L’accord entre BNP Paribas et la justice américaine sur le montant d’une amende de 6.6 milliards d’euros clos une saga judiciaire longue de quatre mois. Cet accord met fin aux poursuites pénales engagées contre la banque, accusée d’avoir procédé à des transactions en dollars avec des pays sous embargo américain. Pour rappel, outre l’amende, le risque majeur pour BNP Paribas était de se voir suspendre sa licence bancaire aux États-Unis.

Rappel des faits reprochés

BNP Paribas a plaidé coupable et reconnu avoir contourné, entre 2002 et 2009, les embargos américains frappant Cuba, l’Iran et le Soudan. Les activités frauduleuses visées sont des transactions en dollars pour des clients en Iran, au Soudan et à Cuba dans le cadre de négoce de matières premières.

Les sanctions

Outre l’amende déjà mentionnée, si BNP Paribas conserve sa licence, elle sera néanmoins interdite pour un an, à dater du 1er janvier 2015, de pratiquer certaines opérations de compensation en dollars portant sur le financement du négoce international de matières premières sur le marché du pétrole et du gaz. Cette fonction devra donc être externalisée auprès d’une autre banque. Un risque de perte de clientèle existe à ce niveau là (impact estimé : 100€ millions par an), mais sans fortes conséquences sur le marché américain, qui demeure un marché stratégique pour la banque.
BNP Paribas devra également se séparer de 13 personnes perçues comme étant au cœur dans cette affaire, d’autres seront destituées ou subiront des retraits de bonus.
Le porte-parole de BNP Paribas a confirmé que des mesures internes ont été prises afin d’éviter tout nouveau problème de ce genre : les contrôles internes ont ainsi été renforcés et, dorénavant, tous les paiements en dollars transiteront par New York.
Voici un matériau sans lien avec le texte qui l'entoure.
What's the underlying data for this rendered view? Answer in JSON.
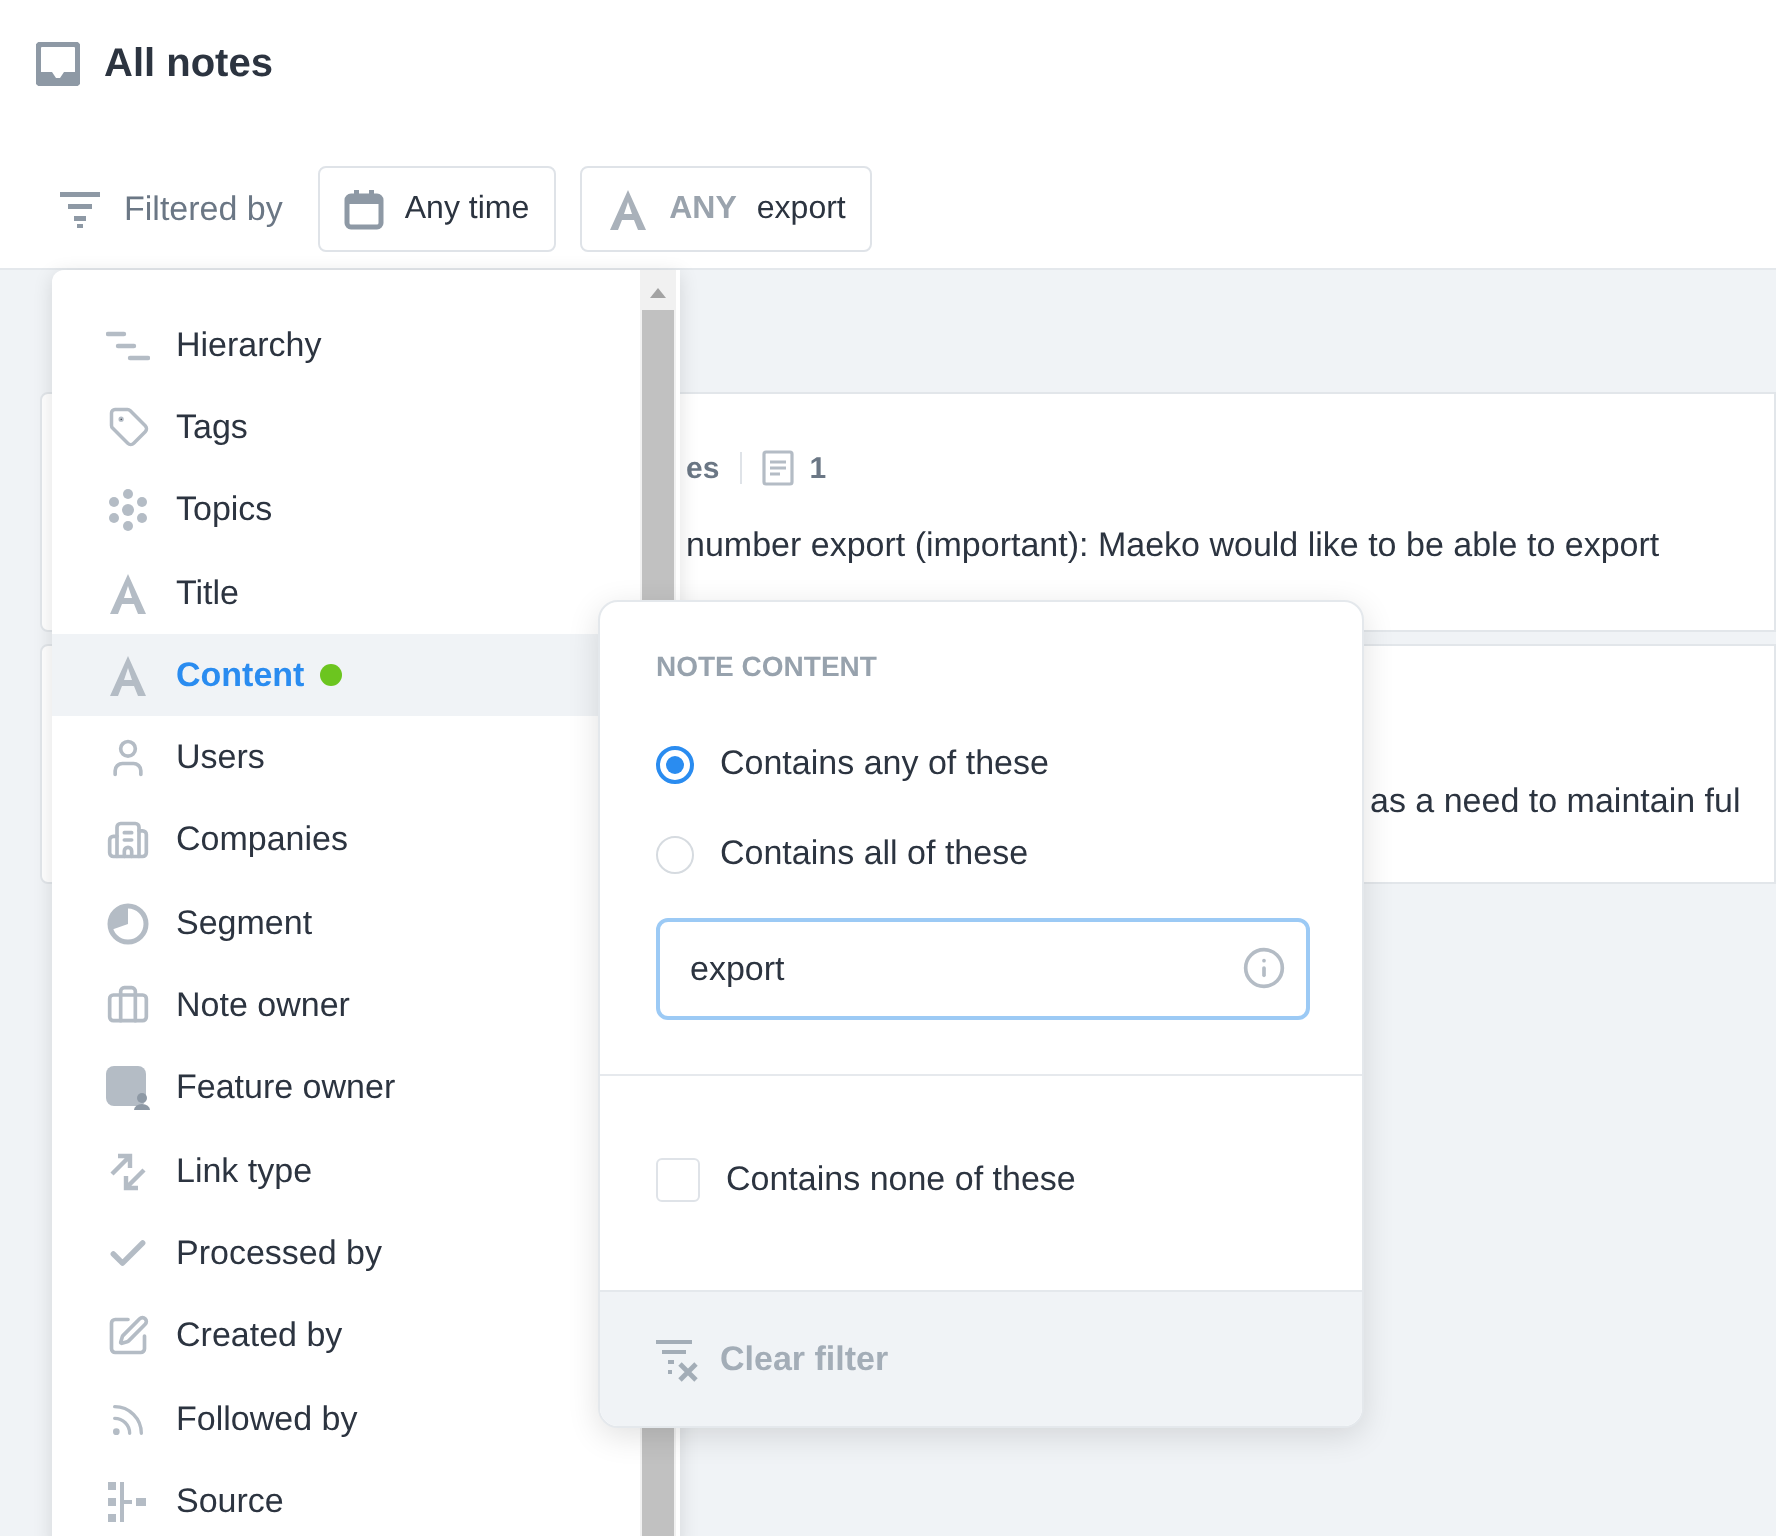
{
  "header": {
    "title": "All notes"
  },
  "filter_bar": {
    "label": "Filtered by",
    "chips": [
      {
        "kind": "date",
        "label": "Any time"
      },
      {
        "kind": "content",
        "mode": "ANY",
        "value": "export"
      }
    ]
  },
  "notes": [
    {
      "meta": "es",
      "count": "1",
      "text": "number export (important): Maeko would like to be able to export"
    },
    {
      "text": "as a need to maintain ful"
    }
  ],
  "filter_menu": {
    "items": [
      {
        "label": "Hierarchy",
        "selected": false,
        "active": false
      },
      {
        "label": "Tags",
        "selected": false,
        "active": false
      },
      {
        "label": "Topics",
        "selected": false,
        "active": false
      },
      {
        "label": "Title",
        "selected": false,
        "active": false
      },
      {
        "label": "Content",
        "selected": true,
        "active": true
      },
      {
        "label": "Users",
        "selected": false,
        "active": false
      },
      {
        "label": "Companies",
        "selected": false,
        "active": false
      },
      {
        "label": "Segment",
        "selected": false,
        "active": false
      },
      {
        "label": "Note owner",
        "selected": false,
        "active": false
      },
      {
        "label": "Feature owner",
        "selected": false,
        "active": false
      },
      {
        "label": "Link type",
        "selected": false,
        "active": false
      },
      {
        "label": "Processed by",
        "selected": false,
        "active": false
      },
      {
        "label": "Created by",
        "selected": false,
        "active": false
      },
      {
        "label": "Followed by",
        "selected": false,
        "active": false
      },
      {
        "label": "Source",
        "selected": false,
        "active": false
      }
    ]
  },
  "content_filter": {
    "heading": "NOTE CONTENT",
    "options": [
      {
        "label": "Contains any of these",
        "selected": true
      },
      {
        "label": "Contains all of these",
        "selected": false
      }
    ],
    "input": {
      "value": "export"
    },
    "exclude": {
      "label": "Contains none of these",
      "checked": false
    },
    "clear_button": {
      "label": "Clear filter"
    }
  }
}
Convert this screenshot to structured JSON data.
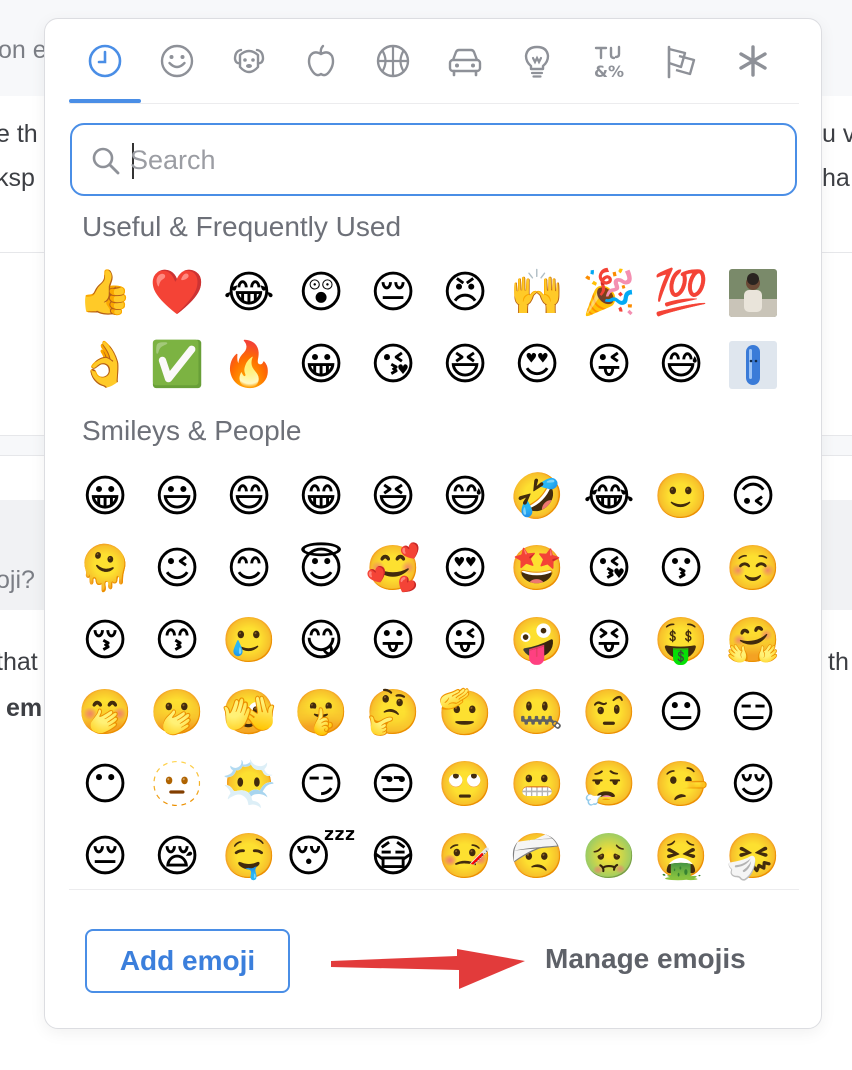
{
  "background": {
    "lines": [
      {
        "text": "on e",
        "right": false
      },
      {
        "text": "e th",
        "right": false
      },
      {
        "text": "ksp",
        "right": false
      },
      {
        "text": "u v",
        "right": true
      },
      {
        "text": "ha",
        "right": true
      },
      {
        "text": "oji?",
        "right": false
      },
      {
        "text": "that",
        "right": false
      },
      {
        "text": "em",
        "right": false
      },
      {
        "text": "th",
        "right": true
      }
    ]
  },
  "tabs": [
    {
      "name": "recent",
      "icon": "clock-icon",
      "active": true
    },
    {
      "name": "smileys",
      "icon": "smiley-icon"
    },
    {
      "name": "animals",
      "icon": "dog-icon"
    },
    {
      "name": "food",
      "icon": "apple-icon"
    },
    {
      "name": "activity",
      "icon": "basketball-icon"
    },
    {
      "name": "travel",
      "icon": "car-icon"
    },
    {
      "name": "objects",
      "icon": "lightbulb-icon"
    },
    {
      "name": "symbols",
      "icon": "symbols-icon"
    },
    {
      "name": "flags",
      "icon": "flags-icon"
    },
    {
      "name": "custom",
      "icon": "asterisk-icon"
    }
  ],
  "search": {
    "placeholder": "Search",
    "value": ""
  },
  "sections": [
    {
      "title": "Useful & Frequently Used",
      "emojis": [
        "👍",
        "❤️",
        "😂",
        "😲",
        "😔",
        "😠",
        "🙌",
        "🎉",
        "💯",
        "[custom-photo]",
        "👌",
        "✅",
        "🔥",
        "😀",
        "😘",
        "😆",
        "😍",
        "😜",
        "😅",
        "[custom-pill]"
      ]
    },
    {
      "title": "Smileys & People",
      "emojis": [
        "😀",
        "😃",
        "😄",
        "😁",
        "😆",
        "😅",
        "🤣",
        "😂",
        "🙂",
        "🙃",
        "🫠",
        "😉",
        "😊",
        "😇",
        "🥰",
        "😍",
        "🤩",
        "😘",
        "😗",
        "☺️",
        "😚",
        "😙",
        "🥲",
        "😋",
        "😛",
        "😜",
        "🤪",
        "😝",
        "🤑",
        "🤗",
        "🤭",
        "🫢",
        "🫣",
        "🤫",
        "🤔",
        "🫡",
        "🤐",
        "🤨",
        "😐",
        "😑",
        "😶",
        "🫥",
        "😶‍🌫️",
        "😏",
        "😒",
        "🙄",
        "😬",
        "😮‍💨",
        "🤥",
        "😌",
        "😔",
        "😪",
        "🤤",
        "😴",
        "😷",
        "🤒",
        "🤕",
        "🤢",
        "🤮",
        "🤧"
      ]
    }
  ],
  "footer": {
    "add_label": "Add emoji",
    "manage_label": "Manage emojis"
  },
  "colors": {
    "accent": "#4a8ee6",
    "arrow": "#e23b3b"
  }
}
Conséquences sur le bénéfice et le dividende

BNP Paribas a annoncé le maintien du dividende à 1,50€ par action pour 2014 (au lieu de 2€ initialement prévu), ce qui devrait rassurer actionnaires et investisseurs. Après avoir sous performé durant 4 mois, le titre a largement progressé à la hausse depuis l’annonce de cet accord. Tant pour les analystes de Bank of America Merrill Lynch que pour ceux de JP Morgan, la fin des poursuites devrait permettre au titre de rattraper sa valeur ancienne ; Bank of America Merrill Lynch réitère d’ailleurs sa recommandation d’achat sur ce titre.
Notons, pour terminer, que le maintien du dividende est une nouvelle mitigée pour les états belges et français qui pourront, certes, compter sur cette source de revenu pour boucler leurs budgets respectifs, mais dans une moindre mesure que budgétisée initialement.